Opinion
2013-01-23
Krol & O'Connor, New York, N.Y. (Igor Krol of counsel), for appellant. Steven Zalewski & Associates, P.C., Kew Gardens, N.Y. (Dustin Bowman and Michael Stevens of counsel), for respondent.
Krol & O'Connor, New York, N.Y. (Igor Krol of counsel), for appellant. Steven Zalewski & Associates, P.C., Kew Gardens, N.Y. (Dustin Bowman and Michael Stevens of counsel), for respondent.
WILLIAM F. MASTRO, J.P., THOMAS A. DICKERSON, SANDRA L. SGROI, and SYLVIA HINDS–RADIX, JJ.
In an action to foreclose a mechanic's lien, in which the defendant lienor ACP Electrical Contracting, Inc., asserted a cross claim against the defendant Christiane C. Mack to foreclose its mechanic's lien in the principal sum of $14,016.88, the defendant lienor ACP Electrical Contracting, Inc., appeals from an order of the Supreme Court, Kings County (Vaughan, J.), entered May 2, 2012, which denied its motion to “restore” its cross claim and to extend a notice of pendency.

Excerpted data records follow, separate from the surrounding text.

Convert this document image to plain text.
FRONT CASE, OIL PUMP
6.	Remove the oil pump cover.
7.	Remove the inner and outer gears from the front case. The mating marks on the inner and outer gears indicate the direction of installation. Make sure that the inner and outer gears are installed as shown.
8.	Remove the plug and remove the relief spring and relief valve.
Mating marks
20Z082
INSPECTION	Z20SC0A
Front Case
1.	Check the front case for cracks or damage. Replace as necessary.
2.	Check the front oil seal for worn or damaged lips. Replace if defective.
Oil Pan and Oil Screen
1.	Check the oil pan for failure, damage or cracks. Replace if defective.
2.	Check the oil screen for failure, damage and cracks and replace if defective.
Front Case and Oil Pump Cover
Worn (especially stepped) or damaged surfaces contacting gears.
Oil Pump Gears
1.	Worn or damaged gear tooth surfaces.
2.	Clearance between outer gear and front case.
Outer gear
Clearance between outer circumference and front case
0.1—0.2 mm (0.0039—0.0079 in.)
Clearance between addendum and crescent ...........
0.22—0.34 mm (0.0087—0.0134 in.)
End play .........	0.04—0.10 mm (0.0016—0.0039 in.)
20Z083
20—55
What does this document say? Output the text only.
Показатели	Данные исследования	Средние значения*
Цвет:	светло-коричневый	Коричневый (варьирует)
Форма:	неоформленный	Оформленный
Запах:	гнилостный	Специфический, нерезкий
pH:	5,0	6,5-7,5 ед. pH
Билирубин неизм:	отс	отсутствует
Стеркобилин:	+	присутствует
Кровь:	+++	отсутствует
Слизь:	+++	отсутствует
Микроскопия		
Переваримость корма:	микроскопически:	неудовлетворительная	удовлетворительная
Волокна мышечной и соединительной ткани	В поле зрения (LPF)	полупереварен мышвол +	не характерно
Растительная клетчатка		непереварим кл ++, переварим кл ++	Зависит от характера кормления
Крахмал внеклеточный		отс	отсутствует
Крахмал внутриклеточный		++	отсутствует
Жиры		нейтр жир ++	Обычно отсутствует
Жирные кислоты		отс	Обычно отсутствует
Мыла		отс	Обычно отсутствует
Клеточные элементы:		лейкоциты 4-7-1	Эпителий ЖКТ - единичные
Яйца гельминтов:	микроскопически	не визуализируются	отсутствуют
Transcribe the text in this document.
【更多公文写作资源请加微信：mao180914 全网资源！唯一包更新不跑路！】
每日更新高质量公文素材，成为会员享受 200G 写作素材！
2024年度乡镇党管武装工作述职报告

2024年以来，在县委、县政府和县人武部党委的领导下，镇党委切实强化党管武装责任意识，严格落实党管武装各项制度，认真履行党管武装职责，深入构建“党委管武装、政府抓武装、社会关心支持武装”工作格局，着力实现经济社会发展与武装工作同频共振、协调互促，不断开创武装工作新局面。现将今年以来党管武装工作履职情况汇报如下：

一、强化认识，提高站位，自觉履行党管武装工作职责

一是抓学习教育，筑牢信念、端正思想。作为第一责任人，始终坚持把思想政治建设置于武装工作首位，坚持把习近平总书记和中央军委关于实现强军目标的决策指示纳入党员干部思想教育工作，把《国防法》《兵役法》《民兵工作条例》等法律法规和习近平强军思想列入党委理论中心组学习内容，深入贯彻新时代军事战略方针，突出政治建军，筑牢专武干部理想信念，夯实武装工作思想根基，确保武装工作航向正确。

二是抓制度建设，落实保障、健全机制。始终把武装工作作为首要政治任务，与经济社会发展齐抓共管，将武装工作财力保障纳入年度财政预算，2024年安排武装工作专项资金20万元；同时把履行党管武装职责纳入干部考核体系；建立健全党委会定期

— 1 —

ORDERED that the order is modified, on the law, by deleting the provision thereof denying that branch of the appellant's motion which was to “restore” the cross claim, and substituting therefor a provision granting that branch of the motion; as so modified, the order is affirmed, without costs or disbursements.
That branch of the appellant's motion which was to extend the notice of pendency was properly denied, as the appellant failed to show good cause to extend the notice of pendency ( seeCPLR 6513; Hall v. Piazza, 260 A.D.2d 350, 687 N.Y.S.2d 664;see also Matter of Malafsky v. Becker, 255 App.Div. 444, 7 N.Y.S.2d 825).
However, the expiration of the notice of pendency did not foreclose the appellant from pursuing a cross claim for damages ( cf. M. Paladino, Inc. v. Lucchese & Son Contr. Corp., 247 A.D.2d 515, 669 N.Y.S.2d 318). The matter was marked “disposed” by the clerk of the court on the ground that the main action was settled. Since the cross claim was not settled, and there was no order by the court dismissing the cross claim, it should have been restored ( see Cadichon v. Facelle, 18 N.Y.3d 230, 938 N.Y.S.2d 232, 961 N.E.2d 623).